Okumak
İnsanız… hayatımızın her anında okunacak bir şeylerimiz var… okullar okuyor, kitaplar okuyor, meydan okuyor, gazel okuyor, Kur’an okuyor, hayatı okumaya çalışıyoruz.
Doğru mu okuyoruz? Doğru şeyleri mi okuyoruz? Yoksa okumamız gerekenlerden bihaber miyiz?
Okumak, görmek demek, anlamanın ilk şartları bunlar duymak gibi. Anlamak için merak etmek, okumak, gözlemlemek gerek…
Karşımızdakini de okumalıyız… söylenenlerin ardındaki gerçekleri de.
Niyet okumalıyız mesela abartmadan…. fal bakmadan, gıybete kaçmadan, açık ve ayıp aramadan…
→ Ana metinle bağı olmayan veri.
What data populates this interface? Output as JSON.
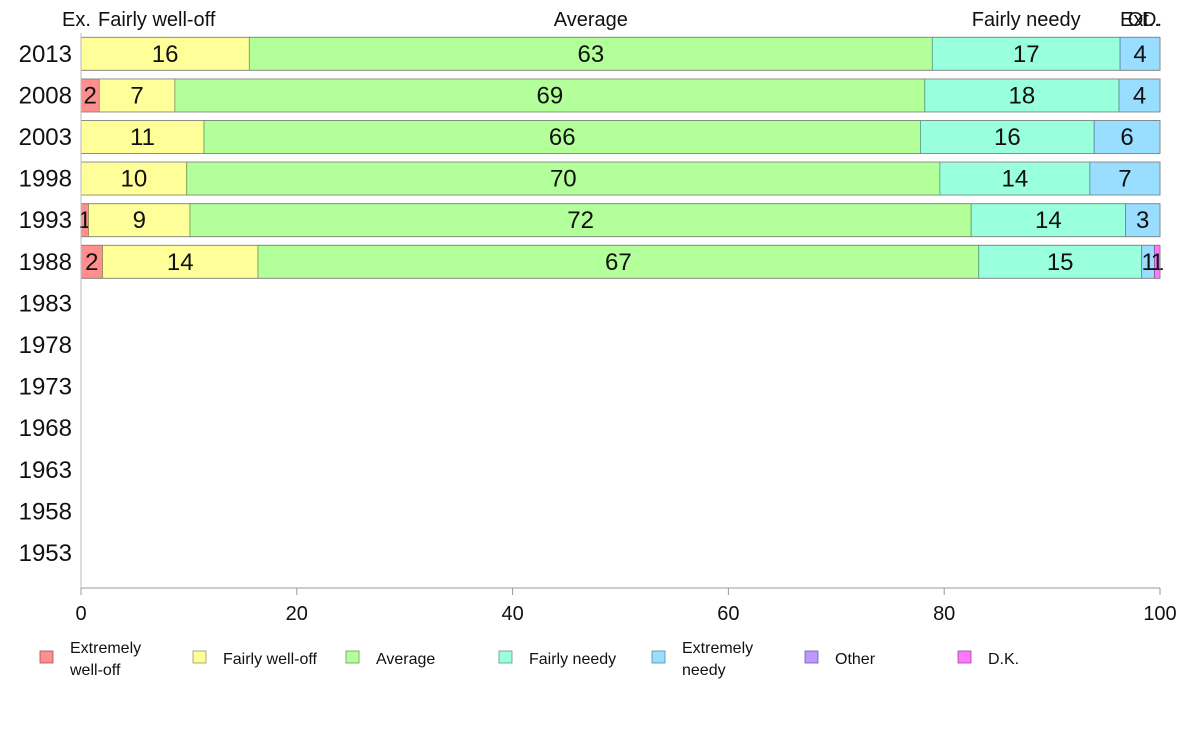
{
  "chart_data": {
    "type": "bar",
    "orientation": "horizontal",
    "stacked": true,
    "categories": [
      "2013",
      "2008",
      "2003",
      "1998",
      "1993",
      "1988",
      "1983",
      "1978",
      "1973",
      "1968",
      "1963",
      "1958",
      "1953"
    ],
    "series": [
      {
        "name": "Extremely well-off",
        "short_label": "Ex.",
        "color": "#ff8f8f",
        "values": [
          0,
          1.7,
          0,
          0,
          0.7,
          2,
          null,
          null,
          null,
          null,
          null,
          null,
          null
        ]
      },
      {
        "name": "Fairly well-off",
        "short_label": "Fairly well-off",
        "color": "#ffff99",
        "values": [
          15.6,
          7,
          11.4,
          9.8,
          9.4,
          14.4,
          null,
          null,
          null,
          null,
          null,
          null,
          null
        ]
      },
      {
        "name": "Average",
        "short_label": "Average",
        "color": "#b3ff99",
        "values": [
          63.3,
          69.5,
          66.4,
          69.8,
          72.4,
          66.8,
          null,
          null,
          null,
          null,
          null,
          null,
          null
        ]
      },
      {
        "name": "Fairly needy",
        "short_label": "Fairly needy",
        "color": "#99ffdd",
        "values": [
          17.4,
          18,
          16.1,
          13.9,
          14.3,
          15.1,
          null,
          null,
          null,
          null,
          null,
          null,
          null
        ]
      },
      {
        "name": "Extremely needy",
        "short_label": "Ex.",
        "color": "#99ddff",
        "values": [
          3.7,
          3.8,
          6.1,
          6.5,
          3.2,
          1.2,
          null,
          null,
          null,
          null,
          null,
          null,
          null
        ]
      },
      {
        "name": "Other",
        "short_label": "Ot..",
        "color": "#bb99ff",
        "values": [
          0,
          0,
          0,
          0,
          0,
          0,
          null,
          null,
          null,
          null,
          null,
          null,
          null
        ]
      },
      {
        "name": "D.K.",
        "short_label": "D.",
        "color": "#ff77ff",
        "values": [
          0,
          0,
          0,
          0,
          0,
          0.5,
          null,
          null,
          null,
          null,
          null,
          null,
          null
        ]
      }
    ],
    "data_labels": [
      [
        "",
        "16",
        "63",
        "17",
        "4",
        "",
        ""
      ],
      [
        "2",
        "7",
        "69",
        "18",
        "4",
        "",
        ""
      ],
      [
        "",
        "11",
        "66",
        "16",
        "6",
        "",
        ""
      ],
      [
        "",
        "10",
        "70",
        "14",
        "7",
        "",
        ""
      ],
      [
        "1",
        "9",
        "72",
        "14",
        "3",
        "",
        ""
      ],
      [
        "2",
        "14",
        "67",
        "15",
        "1",
        "",
        "1"
      ],
      [
        "",
        "",
        "",
        "",
        "",
        "",
        ""
      ],
      [
        "",
        "",
        "",
        "",
        "",
        "",
        ""
      ],
      [
        "",
        "",
        "",
        "",
        "",
        "",
        ""
      ],
      [
        "",
        "",
        "",
        "",
        "",
        "",
        ""
      ],
      [
        "",
        "",
        "",
        "",
        "",
        "",
        ""
      ],
      [
        "",
        "",
        "",
        "",
        "",
        "",
        ""
      ],
      [
        "",
        "",
        "",
        "",
        "",
        "",
        ""
      ]
    ],
    "legend": [
      {
        "lines": [
          "Extremely",
          "well-off"
        ],
        "color": "#ff8f8f"
      },
      {
        "lines": [
          "Fairly well-off"
        ],
        "color": "#ffff99"
      },
      {
        "lines": [
          "Average"
        ],
        "color": "#b3ff99"
      },
      {
        "lines": [
          "Fairly needy"
        ],
        "color": "#99ffdd"
      },
      {
        "lines": [
          "Extremely",
          "needy"
        ],
        "color": "#99ddff"
      },
      {
        "lines": [
          "Other"
        ],
        "color": "#bb99ff"
      },
      {
        "lines": [
          "D.K."
        ],
        "color": "#ff77ff"
      }
    ],
    "legend_position": "bottom",
    "xlim": [
      0,
      100
    ],
    "xticks": [
      0,
      20,
      40,
      60,
      80,
      100
    ],
    "grid": false,
    "title": "",
    "xlabel": "",
    "ylabel": ""
  }
}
Meydan okumalıyız yanlışa, haine, kötülüğe, zulme….
Okumaktan başka çaremiz yok.
Tabiatı okumalıyız bize ne anlatıyor diye, kainatı okumalıyız o muazzam esrarengizlikleri, bedendeki mucizeleri okumalıyız harikalar ötesi.
Okumaktan başka çaremiz yok.
Okumazsak cahil kalırız…. göremezsek kör sayılırız baksak da. İşitirsek duymuş sayılmayız malum. Onun için dikkat ederek, anlamaya çalışarak okumalıyız…. dostlarımızı, arkadaşlarımızı, hayatı, olan biteni.
Siyasileri, banka reklamlarını, kamuyu, medyayı, dizilerdeki gizli manaları okumalıyız…
bence.
Dudak okumalıyız hiç olmazsa, söylemiyorlarsa…. sadece mailleri değil, sosyal medyayı değil, gerçek hayatı okumalıyız bulutlardan, yağmurdan, rüzgardan, yıldız kaymalarından….
Olan biten o kadar çok şey var ki…. okunması gereken o kadar çok kitap var ki…. okumalı, okumalı, okumalıyız…
bence.
Okumak bu nedenle gerçeği aramak, perde arkasını görmek, anlamak ve tanımak için şart.
Okumazsak…. karanlıklarda kalır, bilinçsizce ve zalimce yönetilir, sığır gibi güdülür, ot gibi yaşarız… benden demesi.